The optical properties of chiral LC materials make them suitable for applications ranging from bistable displays to lasers. Incorporation of an organic laser dye, as the light harvester or gain medium, into the optical cavity can lead to laser emission at the photonic band-edges. Laser devices built based on these materials are characterised by very low cost manufacturing, small size and selectable wavelength of emission, currently in the range 400 nm to 850 nm (See References [4] and [2]).
Applications of achiral LC materials include conventional flat-panel displays (nematic LCDs), variable retarders and SLMs.
US2011/0097557 discloses the manufacture of security features, e.g. for bank notes, in which a polymerisable LC material is printed onto a solid PVA layer. The PVA layer is unrubbed but is found to promote alignment for certain LC materials.

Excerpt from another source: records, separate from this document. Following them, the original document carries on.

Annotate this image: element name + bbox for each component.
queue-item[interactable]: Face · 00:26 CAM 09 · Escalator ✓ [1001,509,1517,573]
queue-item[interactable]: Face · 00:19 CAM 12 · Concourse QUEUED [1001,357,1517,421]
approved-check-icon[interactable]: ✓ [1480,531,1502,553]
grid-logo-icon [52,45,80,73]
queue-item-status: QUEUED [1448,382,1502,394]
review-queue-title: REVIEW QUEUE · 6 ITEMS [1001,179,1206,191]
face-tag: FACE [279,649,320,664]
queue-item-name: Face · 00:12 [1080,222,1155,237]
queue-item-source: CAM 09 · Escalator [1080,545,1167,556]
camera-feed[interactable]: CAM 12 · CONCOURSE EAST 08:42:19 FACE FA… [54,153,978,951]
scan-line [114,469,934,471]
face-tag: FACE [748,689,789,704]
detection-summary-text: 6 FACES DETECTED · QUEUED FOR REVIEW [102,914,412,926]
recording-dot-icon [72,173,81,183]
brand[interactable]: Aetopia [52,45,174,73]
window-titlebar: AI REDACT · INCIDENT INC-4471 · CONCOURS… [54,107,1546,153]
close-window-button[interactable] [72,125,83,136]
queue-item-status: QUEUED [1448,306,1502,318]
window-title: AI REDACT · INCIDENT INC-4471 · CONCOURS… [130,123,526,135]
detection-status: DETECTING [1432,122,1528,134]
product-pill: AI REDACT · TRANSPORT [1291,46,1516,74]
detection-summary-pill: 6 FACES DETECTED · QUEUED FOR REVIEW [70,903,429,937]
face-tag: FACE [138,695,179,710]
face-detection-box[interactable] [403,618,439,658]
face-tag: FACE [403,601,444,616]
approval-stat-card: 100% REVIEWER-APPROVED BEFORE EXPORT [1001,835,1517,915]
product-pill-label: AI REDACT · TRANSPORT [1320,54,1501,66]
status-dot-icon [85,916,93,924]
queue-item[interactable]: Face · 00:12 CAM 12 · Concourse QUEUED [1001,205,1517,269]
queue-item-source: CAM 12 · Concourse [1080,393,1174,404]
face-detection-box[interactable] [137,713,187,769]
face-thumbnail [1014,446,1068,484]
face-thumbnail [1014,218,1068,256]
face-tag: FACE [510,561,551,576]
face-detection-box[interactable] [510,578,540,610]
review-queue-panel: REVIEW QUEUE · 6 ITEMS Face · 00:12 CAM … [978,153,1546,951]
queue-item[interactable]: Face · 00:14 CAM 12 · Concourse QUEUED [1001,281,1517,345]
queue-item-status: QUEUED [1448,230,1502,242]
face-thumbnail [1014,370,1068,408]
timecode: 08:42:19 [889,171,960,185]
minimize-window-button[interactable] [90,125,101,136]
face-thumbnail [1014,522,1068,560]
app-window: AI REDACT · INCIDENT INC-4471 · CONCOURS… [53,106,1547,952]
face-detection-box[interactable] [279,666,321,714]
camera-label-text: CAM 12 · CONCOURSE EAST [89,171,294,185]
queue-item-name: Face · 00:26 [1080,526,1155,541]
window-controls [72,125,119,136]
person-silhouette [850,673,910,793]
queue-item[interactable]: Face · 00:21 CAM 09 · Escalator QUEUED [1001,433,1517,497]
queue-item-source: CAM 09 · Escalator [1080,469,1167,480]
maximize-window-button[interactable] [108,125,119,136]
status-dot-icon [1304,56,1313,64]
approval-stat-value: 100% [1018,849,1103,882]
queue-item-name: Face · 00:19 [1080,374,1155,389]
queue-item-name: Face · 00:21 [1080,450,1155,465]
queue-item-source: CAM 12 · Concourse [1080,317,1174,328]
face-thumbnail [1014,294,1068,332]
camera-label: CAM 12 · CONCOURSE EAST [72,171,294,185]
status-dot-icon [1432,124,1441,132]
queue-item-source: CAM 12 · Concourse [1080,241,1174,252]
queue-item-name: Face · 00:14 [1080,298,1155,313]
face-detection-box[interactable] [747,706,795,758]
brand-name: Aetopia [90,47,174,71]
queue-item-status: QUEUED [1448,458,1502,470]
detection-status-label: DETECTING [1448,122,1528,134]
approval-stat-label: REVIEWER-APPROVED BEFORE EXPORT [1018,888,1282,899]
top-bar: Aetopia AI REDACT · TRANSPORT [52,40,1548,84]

Conventional semiconductor lasers used in most modern laser systems are solid-state devices that are typically manufactured using a complex process involving a combination of deposition, etching and photolithographic steps on high quality single crystal semiconductor wafers. Such conventional lasers cannot be manufactured using relatively low cost printing technologies such as bar coating or inkjet printing, for example. It has previously been shown in References [11] and [12] that printable emulsion-based LC laser systems can be deposited on a wide variety of substrates including, for example, glass, plastic, metal or paper. These documents describe deposition of a LC lasing medium onto suitable substrates using emulsified samples and a simple bar-coating process. In these disclosures, the liquid crystal and laser dye composition were emulsified in a continuous phase of PVA, this emulsion then being applied to the substrate. Subsequent drying of, and interfacial interaction with, the continuous phase causes advantageous stresses to be applied to the LC droplets, assisting in the development of suitable alignment of the LC molecules.